This cruft image is created by regularly downloading and processing an image from a webcam located in the American Southwest pointing out into the desert.

I have visited the American Southwest on numerous occasions, but it was my visit in the summer of 2013 that I began thinking about erosion and change on the geological scale, as a metaphor for the change and erosion of middle age. This cycle of change can also be thought of on a much shorter daily cycle of waking and sleeping. This cruft image captures snapshots of the fragile desert landscape, and processes these images in a way that the signifiers and data are the focus just as much as it's references and metaphors. This work is a study into the images of machine vision as a beginning of a way to explore machine aesthetics.

The Erosion Cruft images are studies for the project Machine Vision: Images of Drone Landscapes.


CRUFT: Art from Digital Leftovers

The relentless flow of information on the Internet that quickly becomes digital leftovers is examined by my art practice to reveal a relationship in which we don't simply consume media, but are also consumed by it. I explore the Internet as source material to be appropriated, taken apart, juxtaposed, and recycled by writing computer code that is automated and runs on a 24/7 schedule producing a form of collage I call Cruft. The resulting artwork allows me to investigate broader issues of originality, authorship, reproduction and temporality.

In response to the intense pace and constant change happening online, my art practice includes a slower and thoughtful method of applying traditional media such as charcoal, paint, wax and ink, to prints of selected Cruft images. These analog images are created over longer periods of time resulting in a meditative process that subverts the goals of speed, spectacle and distraction, offering an opportunity for slower looking and deeper thinking compared to the crushing overload of an endless stream of Cruft produced by automated computer processes.

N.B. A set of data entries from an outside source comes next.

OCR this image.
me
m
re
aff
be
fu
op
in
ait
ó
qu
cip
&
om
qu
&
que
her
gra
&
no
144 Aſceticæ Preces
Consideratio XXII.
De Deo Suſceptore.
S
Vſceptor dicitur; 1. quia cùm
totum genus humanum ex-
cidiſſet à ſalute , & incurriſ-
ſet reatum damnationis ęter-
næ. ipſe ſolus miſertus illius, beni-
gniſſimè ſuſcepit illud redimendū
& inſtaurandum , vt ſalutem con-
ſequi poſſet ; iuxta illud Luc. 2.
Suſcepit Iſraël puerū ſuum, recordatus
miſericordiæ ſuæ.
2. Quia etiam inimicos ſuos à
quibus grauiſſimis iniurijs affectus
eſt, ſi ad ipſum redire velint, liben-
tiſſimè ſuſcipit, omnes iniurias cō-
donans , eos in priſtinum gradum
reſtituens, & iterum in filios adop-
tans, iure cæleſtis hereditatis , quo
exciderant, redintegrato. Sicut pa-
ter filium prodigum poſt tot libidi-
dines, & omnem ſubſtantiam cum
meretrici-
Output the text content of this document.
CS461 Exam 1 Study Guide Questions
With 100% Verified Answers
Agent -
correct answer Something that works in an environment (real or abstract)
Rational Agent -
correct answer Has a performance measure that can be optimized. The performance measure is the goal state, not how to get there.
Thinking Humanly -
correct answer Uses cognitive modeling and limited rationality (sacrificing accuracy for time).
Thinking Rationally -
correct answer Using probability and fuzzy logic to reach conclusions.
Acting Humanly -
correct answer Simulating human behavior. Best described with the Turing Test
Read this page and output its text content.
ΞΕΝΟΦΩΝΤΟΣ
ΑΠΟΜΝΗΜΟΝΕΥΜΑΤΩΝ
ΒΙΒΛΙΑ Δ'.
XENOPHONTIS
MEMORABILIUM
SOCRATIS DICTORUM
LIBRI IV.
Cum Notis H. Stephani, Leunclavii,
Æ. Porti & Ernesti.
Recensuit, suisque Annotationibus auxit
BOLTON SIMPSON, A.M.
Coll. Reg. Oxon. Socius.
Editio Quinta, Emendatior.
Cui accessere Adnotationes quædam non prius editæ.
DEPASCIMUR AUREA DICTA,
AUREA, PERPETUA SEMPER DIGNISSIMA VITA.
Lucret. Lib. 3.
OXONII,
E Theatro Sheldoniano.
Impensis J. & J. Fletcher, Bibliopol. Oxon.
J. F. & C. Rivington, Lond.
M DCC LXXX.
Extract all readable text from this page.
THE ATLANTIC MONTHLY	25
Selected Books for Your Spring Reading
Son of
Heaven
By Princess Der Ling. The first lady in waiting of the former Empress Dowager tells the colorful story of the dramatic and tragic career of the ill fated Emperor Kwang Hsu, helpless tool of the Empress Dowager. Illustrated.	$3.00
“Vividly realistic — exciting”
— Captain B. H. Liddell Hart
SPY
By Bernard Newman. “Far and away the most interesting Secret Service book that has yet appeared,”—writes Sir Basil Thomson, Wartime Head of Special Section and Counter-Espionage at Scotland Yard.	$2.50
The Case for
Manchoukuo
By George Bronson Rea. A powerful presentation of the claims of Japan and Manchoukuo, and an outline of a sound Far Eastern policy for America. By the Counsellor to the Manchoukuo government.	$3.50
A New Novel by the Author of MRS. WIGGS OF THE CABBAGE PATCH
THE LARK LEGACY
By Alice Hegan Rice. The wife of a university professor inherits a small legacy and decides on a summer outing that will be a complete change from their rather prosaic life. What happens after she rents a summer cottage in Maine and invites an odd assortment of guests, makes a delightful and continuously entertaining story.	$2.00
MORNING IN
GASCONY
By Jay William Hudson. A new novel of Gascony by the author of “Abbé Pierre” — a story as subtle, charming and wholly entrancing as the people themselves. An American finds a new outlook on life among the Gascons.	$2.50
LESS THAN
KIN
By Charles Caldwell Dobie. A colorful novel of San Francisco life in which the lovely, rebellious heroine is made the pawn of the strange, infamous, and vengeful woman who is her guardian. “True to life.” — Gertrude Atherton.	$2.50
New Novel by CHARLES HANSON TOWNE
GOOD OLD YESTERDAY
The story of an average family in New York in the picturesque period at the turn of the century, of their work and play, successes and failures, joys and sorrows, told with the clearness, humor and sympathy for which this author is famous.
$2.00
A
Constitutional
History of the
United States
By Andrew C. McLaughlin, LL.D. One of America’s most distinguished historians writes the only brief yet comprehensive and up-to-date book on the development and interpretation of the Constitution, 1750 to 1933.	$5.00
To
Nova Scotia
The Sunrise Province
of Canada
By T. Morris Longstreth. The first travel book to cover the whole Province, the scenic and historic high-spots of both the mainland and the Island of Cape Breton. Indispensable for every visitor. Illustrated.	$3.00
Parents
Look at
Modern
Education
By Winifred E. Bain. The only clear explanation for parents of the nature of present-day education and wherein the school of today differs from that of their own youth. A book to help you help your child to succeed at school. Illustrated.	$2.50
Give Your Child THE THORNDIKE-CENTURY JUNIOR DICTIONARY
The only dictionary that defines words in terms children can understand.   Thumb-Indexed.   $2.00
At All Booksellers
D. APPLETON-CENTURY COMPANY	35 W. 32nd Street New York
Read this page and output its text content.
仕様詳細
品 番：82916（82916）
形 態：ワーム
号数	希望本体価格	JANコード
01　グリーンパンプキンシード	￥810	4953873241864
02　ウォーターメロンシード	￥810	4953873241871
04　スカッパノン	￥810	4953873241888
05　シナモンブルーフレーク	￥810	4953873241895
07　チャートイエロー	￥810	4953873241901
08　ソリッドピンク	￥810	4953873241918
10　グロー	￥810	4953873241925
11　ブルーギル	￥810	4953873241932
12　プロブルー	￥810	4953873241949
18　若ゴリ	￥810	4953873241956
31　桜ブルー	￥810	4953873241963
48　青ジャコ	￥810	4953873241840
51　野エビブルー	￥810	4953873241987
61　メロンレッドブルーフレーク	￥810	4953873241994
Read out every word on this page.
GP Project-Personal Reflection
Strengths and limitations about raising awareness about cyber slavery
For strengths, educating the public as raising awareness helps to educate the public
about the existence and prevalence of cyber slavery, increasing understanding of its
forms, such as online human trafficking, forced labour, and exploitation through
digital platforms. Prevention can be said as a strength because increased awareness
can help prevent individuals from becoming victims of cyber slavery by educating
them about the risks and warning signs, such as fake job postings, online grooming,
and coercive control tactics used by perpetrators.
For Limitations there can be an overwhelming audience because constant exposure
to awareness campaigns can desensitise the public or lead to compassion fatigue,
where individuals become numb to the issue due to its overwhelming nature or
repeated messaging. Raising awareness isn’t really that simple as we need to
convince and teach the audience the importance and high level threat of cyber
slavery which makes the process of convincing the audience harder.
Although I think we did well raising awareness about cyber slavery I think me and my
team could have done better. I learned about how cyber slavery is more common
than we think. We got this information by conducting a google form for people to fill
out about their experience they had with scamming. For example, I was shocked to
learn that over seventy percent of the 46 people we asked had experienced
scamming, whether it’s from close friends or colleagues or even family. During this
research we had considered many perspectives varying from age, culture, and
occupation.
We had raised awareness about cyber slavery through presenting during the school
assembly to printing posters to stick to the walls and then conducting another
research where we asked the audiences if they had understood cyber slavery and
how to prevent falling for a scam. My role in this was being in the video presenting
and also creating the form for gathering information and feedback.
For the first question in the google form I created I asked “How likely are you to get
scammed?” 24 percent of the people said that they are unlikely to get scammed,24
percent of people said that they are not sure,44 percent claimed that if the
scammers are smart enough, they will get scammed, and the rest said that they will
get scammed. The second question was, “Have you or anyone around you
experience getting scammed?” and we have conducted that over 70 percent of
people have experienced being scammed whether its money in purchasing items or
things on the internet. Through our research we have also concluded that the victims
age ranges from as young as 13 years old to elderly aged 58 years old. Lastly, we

The Internet has the ability to provide freedom by connecting us at great distances, democratizing the world's knowledge, and facilitating disruption and resistance to systems of power. It can also simultaneously provide control by restricting and regulating our thoughts and actions while propagating fear, divisiveness, surveillance and repression. My art practice delves into the very nature of the Internet, pulling at it’s strengths and exposing the flaws, producing what has been coined Post-Internet art, that by definition references the "network" that we all inhabit, and ultimately, it's effects on our society and culture.